Cami, sinagog kilise üst üste!

Diyanet İşleri Başkanı Görmez, cami, sinagog ve kilisenin üst üste olduğu yapının açılışında bulundu.

Abone ol

Diyanet İşleri Başkanı Görmez, Batı'da 100-150 sene önce cami, kilise, sinagog ve havranın bir arada görülemeyeceğini söyledi.

Kutlu doğum haftası Avrupa etkinliklerinin açılışı, Belçika'nın Almanya ve Hollanda sınırı yakınlarındaki Genk kentinde, yaklaşık 5 bin katılımıyla yapıldı.

Genk'te 3 Nisan'da başlayan Türkiye-Belçika Kültür Festivali'nin son gününde kutlu doğum haftası programı düzenlendi.

Etkinliğe katılan Diyanet İşleri Başkanı Prof. Dr. Mehmet Görmez, yaptığı konuşmada bu yılki kutlamalarda temanın "insan onuru" olduğunu belirtti.

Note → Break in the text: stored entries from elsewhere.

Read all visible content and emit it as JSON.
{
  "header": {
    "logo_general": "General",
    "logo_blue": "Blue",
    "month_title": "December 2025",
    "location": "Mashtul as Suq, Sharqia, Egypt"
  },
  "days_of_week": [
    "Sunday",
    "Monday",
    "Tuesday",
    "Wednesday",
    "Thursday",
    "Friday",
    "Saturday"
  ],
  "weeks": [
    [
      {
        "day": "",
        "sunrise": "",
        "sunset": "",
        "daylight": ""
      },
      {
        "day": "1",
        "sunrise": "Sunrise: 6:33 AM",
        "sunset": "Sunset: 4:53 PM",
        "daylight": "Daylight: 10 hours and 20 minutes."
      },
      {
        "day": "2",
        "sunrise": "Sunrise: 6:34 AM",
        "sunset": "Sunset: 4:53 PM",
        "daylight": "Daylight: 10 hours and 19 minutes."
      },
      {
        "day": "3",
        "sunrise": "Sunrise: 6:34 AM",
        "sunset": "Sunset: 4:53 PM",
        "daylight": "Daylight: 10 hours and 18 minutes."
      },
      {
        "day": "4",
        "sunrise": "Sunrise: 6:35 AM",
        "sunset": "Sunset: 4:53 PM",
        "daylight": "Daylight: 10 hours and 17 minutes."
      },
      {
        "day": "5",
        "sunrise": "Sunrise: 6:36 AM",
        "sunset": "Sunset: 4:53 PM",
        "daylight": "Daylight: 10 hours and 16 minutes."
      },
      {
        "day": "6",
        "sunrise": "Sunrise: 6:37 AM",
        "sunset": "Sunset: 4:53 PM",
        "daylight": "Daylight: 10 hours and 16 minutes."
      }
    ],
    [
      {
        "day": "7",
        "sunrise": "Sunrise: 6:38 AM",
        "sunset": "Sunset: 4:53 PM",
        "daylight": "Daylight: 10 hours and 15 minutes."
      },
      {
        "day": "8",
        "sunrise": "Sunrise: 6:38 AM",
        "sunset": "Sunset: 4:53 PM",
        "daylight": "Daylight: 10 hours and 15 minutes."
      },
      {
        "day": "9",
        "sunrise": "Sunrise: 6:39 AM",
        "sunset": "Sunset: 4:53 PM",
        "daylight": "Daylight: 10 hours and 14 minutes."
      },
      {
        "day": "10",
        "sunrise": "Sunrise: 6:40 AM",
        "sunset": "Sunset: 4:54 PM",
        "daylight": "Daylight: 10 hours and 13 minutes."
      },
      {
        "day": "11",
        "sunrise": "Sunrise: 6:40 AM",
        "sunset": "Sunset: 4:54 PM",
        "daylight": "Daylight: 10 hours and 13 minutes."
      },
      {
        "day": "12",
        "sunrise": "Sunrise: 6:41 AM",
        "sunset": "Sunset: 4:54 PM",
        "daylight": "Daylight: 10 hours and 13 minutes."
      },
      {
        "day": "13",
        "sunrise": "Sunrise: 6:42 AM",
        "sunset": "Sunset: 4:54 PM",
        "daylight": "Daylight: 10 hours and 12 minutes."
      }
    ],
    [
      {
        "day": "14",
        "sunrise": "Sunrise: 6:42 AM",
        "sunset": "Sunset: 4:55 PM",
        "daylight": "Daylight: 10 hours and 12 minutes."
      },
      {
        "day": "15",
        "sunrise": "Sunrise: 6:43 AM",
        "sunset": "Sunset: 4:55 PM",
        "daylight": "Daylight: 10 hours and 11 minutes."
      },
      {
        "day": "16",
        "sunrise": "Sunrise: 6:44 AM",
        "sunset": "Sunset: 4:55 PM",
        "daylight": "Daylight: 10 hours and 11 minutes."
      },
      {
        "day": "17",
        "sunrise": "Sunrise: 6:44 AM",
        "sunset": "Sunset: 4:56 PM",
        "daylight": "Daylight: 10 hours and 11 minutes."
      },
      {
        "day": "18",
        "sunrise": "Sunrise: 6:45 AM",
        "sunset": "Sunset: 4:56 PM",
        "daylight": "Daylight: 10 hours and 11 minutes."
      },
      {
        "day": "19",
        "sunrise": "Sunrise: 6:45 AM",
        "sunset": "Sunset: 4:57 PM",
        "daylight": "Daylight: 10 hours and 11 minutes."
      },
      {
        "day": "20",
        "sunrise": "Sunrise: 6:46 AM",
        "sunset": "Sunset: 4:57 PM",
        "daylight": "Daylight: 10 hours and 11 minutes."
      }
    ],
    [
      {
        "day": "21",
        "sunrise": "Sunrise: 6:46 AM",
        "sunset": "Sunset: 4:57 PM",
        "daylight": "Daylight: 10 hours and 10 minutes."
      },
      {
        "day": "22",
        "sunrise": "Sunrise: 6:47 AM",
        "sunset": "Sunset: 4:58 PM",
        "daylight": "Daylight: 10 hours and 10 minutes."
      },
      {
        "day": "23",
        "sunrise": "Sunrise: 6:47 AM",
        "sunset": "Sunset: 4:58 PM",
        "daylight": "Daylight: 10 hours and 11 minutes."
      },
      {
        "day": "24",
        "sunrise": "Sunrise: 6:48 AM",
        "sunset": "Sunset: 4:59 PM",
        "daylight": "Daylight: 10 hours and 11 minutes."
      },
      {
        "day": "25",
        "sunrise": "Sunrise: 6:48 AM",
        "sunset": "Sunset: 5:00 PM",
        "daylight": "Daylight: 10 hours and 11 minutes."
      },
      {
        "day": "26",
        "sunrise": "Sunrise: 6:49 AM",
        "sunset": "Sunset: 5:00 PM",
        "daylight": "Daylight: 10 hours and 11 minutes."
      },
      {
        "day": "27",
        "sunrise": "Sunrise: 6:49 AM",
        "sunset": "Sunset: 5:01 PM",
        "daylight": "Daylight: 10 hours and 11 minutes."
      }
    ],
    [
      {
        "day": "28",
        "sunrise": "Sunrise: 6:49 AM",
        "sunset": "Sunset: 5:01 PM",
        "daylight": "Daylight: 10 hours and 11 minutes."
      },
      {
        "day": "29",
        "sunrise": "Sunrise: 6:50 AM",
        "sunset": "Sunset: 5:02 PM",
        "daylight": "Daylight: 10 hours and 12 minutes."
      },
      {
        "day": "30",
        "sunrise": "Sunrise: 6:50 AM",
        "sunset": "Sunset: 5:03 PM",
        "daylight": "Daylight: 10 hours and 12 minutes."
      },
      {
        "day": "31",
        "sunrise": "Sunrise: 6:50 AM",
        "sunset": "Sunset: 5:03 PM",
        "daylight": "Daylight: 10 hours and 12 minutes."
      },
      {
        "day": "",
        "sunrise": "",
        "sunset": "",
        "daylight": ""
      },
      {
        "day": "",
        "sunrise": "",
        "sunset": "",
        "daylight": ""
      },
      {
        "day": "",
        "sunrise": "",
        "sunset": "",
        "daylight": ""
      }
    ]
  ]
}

BATILI DOSTLARIMIZ LÜTFEN ALINMASINLAR

Görmez, bir süre Makedonya'da restorasyonu tamamlanan caminin açılışı sırasında dikkatini çeken bir konuyu şöyle anlattı:
"Caminin altında bir kilise, onun da altında bir sinagog var. Caminin üzerindeki tarih 1492'yi gösteriyor. Farklı ülkelerin büyükelçileri de var. Onlara dedim ki biz bugün sadece bir caminin açılışını yapmıyoruz. Caminin üzerine kazınmış tarihe dikkatinizi çekmek istiyorum. 1492. Bu tarih size neyi hatırlatıyor? Amerikanın keşfedildiği yılı. Avrupa'dan Yahudilerin sürgün edildiği, hepsinin gidip İstanbul'a sığındığı tarihi gösteriyor. Biz öyle bir medeniyetin çocuklarıyız ki bundan Batılı dostlarımız lütfen alınmasınlar, bundan 100-150 sene önce Batı'nın hiçbir başkentinde siz camiyi, kiliseyi, sinagogu, havrayı yan yana göremezdiniz. Ama 4-5 asır önce İstanbul'da, Bursa'da, Edirne'de cami, sinagog kilise yan yana barış içersinde yaşayabilmiştir."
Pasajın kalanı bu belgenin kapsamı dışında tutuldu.